Mr Lawrence is taking legal action to prevent the girl and her family being sent back to Nauru.

He said she has been with her parents at Darwin’s Wickham Point Detention Centre since October, after they were transferred from Nauru to Australia because her father needed urgent medical treatment.

The family had been on Nauru for more than a year and were told they would be returned there once the treatment was completed, Mr Lawrence said.

The ABC has seen a medical report, completed in Darwin, assessing the girl.

It records her fear of returning to Nauru, as well as a diagnosis of PTSD and anxiety.

“This child should not be sent back to Nauru as she continues with a significant PTSD syndrome to the exposure to traumatic events during her previous stay, with ongoing severe anxiety symptoms, and risk of self-harm,” it said.

The report also records the prescribing of anti-depressant medication to the girl.

It said she was “still talking of hurting herself as per previous threats, parents are worried about when she is on her own at school, that she could hurt herself”.

Mr Lawrence said he was also concerned about the possibility of abuse at Nauru.

“I have medical material relating to this five-year-old girl, which informs me that she is displaying inappropriate sexualised behaviour, as a consequence of experiences that she has either seen or experienced directly or indirectly, on Nauru,” he said.

Family desperate to avoid return to Nauru

Mr Lawrence said when he visited the girl on the weekend, he took a colouring book and asked her to write her name.

“She writes her name, it is CAV 020 … the boat number which she comes into the country with,” he said.

“That is her designation now.”

Mr Lawrence said he had asked the girl about Nauru.

“She said she is scared. I [asked] her to do a drawing … the drawing depicts a figure, which has stitched lips together in red crayon,” he said.

Mr Lawrence said the family had given their permission for the girl’s story to be made public, because they were desperate not to be returned to Nauru.

“She is a five-year-old girl, and five-year-old girls do not go to jail, never mind an unsafe dangerous dump, which is what Nauru is,” he said.

“This is obscene, this is an Australian obscenity, and not only are we paying for it, we are committing it.”

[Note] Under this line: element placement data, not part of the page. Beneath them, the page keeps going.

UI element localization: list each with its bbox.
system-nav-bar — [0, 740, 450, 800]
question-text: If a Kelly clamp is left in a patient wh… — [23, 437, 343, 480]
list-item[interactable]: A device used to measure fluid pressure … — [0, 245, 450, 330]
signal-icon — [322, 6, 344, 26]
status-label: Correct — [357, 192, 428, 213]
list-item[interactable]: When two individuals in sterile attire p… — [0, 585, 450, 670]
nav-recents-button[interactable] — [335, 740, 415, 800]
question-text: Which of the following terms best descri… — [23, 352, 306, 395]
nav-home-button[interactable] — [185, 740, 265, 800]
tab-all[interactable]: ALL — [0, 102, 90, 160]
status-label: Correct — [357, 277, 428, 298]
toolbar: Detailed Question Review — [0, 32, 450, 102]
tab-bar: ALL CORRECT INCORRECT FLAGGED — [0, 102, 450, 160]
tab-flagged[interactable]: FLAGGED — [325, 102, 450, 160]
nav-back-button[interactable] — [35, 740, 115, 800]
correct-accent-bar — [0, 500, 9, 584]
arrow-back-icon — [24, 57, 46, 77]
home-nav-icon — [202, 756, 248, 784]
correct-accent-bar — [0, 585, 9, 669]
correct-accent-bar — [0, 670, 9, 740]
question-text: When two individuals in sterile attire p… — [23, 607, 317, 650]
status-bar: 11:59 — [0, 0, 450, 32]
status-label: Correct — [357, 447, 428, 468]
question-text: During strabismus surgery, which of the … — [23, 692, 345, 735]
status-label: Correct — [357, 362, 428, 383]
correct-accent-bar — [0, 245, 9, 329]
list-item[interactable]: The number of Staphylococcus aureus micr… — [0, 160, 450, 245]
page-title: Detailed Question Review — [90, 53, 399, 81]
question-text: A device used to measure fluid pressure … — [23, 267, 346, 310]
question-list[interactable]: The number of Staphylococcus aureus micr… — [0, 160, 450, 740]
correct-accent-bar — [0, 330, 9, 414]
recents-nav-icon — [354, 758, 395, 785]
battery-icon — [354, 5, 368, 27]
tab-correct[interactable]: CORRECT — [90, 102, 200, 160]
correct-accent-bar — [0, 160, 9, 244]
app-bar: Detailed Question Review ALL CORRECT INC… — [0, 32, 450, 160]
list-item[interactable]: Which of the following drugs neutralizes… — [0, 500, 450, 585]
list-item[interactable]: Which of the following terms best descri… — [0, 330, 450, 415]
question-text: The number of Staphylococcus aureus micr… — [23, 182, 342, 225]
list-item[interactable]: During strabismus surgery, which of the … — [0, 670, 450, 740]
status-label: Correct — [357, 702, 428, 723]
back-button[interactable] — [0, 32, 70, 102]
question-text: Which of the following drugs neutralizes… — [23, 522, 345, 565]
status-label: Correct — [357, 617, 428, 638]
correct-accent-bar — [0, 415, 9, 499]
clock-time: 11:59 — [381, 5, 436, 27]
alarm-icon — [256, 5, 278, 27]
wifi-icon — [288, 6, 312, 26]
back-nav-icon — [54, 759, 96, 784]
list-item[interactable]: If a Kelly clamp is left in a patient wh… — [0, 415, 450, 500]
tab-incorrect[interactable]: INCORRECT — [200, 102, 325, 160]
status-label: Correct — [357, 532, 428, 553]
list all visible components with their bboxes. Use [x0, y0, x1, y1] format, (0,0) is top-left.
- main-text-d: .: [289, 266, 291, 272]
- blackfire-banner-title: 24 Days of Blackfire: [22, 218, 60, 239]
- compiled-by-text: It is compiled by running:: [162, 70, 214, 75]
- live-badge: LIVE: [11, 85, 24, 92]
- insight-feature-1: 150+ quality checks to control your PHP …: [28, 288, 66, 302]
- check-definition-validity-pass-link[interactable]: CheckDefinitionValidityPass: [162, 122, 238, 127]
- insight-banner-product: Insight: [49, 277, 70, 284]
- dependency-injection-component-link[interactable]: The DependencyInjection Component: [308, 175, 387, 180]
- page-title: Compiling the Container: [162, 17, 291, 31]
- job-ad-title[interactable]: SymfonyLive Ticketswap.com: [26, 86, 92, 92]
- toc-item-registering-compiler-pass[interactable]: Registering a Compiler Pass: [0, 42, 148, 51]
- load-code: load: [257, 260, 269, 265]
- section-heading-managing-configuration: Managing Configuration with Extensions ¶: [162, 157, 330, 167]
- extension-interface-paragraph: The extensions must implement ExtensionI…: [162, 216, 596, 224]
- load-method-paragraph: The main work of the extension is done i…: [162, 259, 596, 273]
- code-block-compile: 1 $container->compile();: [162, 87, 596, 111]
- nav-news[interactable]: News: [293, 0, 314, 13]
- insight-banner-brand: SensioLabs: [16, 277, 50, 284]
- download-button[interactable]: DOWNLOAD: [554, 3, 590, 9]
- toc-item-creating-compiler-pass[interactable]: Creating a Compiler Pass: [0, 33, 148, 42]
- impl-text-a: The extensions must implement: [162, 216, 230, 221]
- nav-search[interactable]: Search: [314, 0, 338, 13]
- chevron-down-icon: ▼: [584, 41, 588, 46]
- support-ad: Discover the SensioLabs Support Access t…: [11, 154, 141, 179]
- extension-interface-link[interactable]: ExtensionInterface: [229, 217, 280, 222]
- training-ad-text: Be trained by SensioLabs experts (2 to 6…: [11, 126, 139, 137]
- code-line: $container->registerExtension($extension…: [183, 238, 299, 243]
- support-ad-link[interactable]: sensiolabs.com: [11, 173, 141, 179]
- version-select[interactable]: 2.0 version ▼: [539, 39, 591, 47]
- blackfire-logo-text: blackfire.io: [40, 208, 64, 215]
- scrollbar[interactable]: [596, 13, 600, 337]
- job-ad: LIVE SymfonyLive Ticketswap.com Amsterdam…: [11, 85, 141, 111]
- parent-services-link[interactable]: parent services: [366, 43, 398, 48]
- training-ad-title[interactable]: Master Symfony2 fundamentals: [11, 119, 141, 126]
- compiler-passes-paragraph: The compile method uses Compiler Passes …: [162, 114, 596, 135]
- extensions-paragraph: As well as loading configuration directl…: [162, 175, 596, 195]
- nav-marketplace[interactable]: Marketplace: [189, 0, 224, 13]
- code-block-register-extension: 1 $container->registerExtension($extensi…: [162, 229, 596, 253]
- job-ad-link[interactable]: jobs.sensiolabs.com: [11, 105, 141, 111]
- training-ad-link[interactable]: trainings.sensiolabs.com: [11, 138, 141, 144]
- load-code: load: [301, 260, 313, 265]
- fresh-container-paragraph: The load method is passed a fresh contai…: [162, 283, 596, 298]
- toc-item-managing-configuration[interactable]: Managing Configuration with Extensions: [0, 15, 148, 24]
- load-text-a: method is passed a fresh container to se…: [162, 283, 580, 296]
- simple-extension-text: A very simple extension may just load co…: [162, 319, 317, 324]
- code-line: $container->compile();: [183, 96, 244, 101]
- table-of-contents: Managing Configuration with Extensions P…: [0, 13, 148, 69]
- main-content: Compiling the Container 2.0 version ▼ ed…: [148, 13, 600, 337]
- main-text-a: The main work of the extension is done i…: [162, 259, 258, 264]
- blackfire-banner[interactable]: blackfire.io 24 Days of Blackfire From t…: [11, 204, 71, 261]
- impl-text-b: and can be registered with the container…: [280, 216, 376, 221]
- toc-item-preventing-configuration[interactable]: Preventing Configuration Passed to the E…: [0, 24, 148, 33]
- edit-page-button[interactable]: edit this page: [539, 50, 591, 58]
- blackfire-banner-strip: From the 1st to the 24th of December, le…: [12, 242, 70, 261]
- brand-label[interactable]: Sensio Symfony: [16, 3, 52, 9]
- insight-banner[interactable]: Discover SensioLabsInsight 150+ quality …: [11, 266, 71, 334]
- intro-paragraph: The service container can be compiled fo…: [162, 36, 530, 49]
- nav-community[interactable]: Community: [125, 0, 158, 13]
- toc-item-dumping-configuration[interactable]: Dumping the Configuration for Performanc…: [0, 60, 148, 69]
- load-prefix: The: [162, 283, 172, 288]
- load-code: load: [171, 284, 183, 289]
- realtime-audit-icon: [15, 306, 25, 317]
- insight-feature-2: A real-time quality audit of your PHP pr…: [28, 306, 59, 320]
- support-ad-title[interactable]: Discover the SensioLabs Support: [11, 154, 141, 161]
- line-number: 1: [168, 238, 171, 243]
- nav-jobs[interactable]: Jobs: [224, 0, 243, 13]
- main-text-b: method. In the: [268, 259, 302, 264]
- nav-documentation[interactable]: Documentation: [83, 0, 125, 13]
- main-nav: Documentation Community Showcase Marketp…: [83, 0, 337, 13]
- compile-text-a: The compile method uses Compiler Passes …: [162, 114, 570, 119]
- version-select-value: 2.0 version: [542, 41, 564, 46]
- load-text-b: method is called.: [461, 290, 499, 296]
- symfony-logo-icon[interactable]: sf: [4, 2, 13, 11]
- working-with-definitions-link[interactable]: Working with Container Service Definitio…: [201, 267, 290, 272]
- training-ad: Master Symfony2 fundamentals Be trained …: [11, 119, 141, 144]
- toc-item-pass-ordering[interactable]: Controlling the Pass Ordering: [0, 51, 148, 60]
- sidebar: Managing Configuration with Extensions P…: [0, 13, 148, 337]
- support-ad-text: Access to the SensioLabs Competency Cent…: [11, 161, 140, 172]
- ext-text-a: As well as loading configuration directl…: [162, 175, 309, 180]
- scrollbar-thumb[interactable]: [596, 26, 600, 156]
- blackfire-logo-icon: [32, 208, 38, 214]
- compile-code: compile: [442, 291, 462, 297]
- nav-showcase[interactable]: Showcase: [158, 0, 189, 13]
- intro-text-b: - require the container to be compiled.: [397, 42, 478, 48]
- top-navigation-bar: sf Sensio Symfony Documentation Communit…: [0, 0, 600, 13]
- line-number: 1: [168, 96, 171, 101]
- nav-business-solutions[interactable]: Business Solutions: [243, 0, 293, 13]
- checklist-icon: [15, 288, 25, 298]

Mr Lawrence said the girl’s family are growing more desperate to stay in Australia.

“Our Government’s plan for that young girl [is] to be returned to where she has come from, having already spent over one year in a jail facility which would be unsafe for an adult male Australian criminal,” he said.

Mr Lawrence said he had begun court action against the Department of Immigration and Border Protection to stop the family’s forced return.

“That is why we are injuncting [sic] the Department of Immigration, to prevent this happening, and we are also seeking a remedy that she be released, with her parents, and put into the custody — via a community visa — of uncles who live in Sydney.”

In a statement, the Department of Immigration and Border Protection said “persons brought to Australia from a Regional Processing Centre (RPC) for medical reasons are clearly informed and clearly know that they will be returned to the RPC to continue their refugee assessment and processing”.

“Those who are subject to regional processing arrangements will have their claims assessed in that way and will never be settled in Australia.

“The department does not comment on transfer arrangements of individuals.”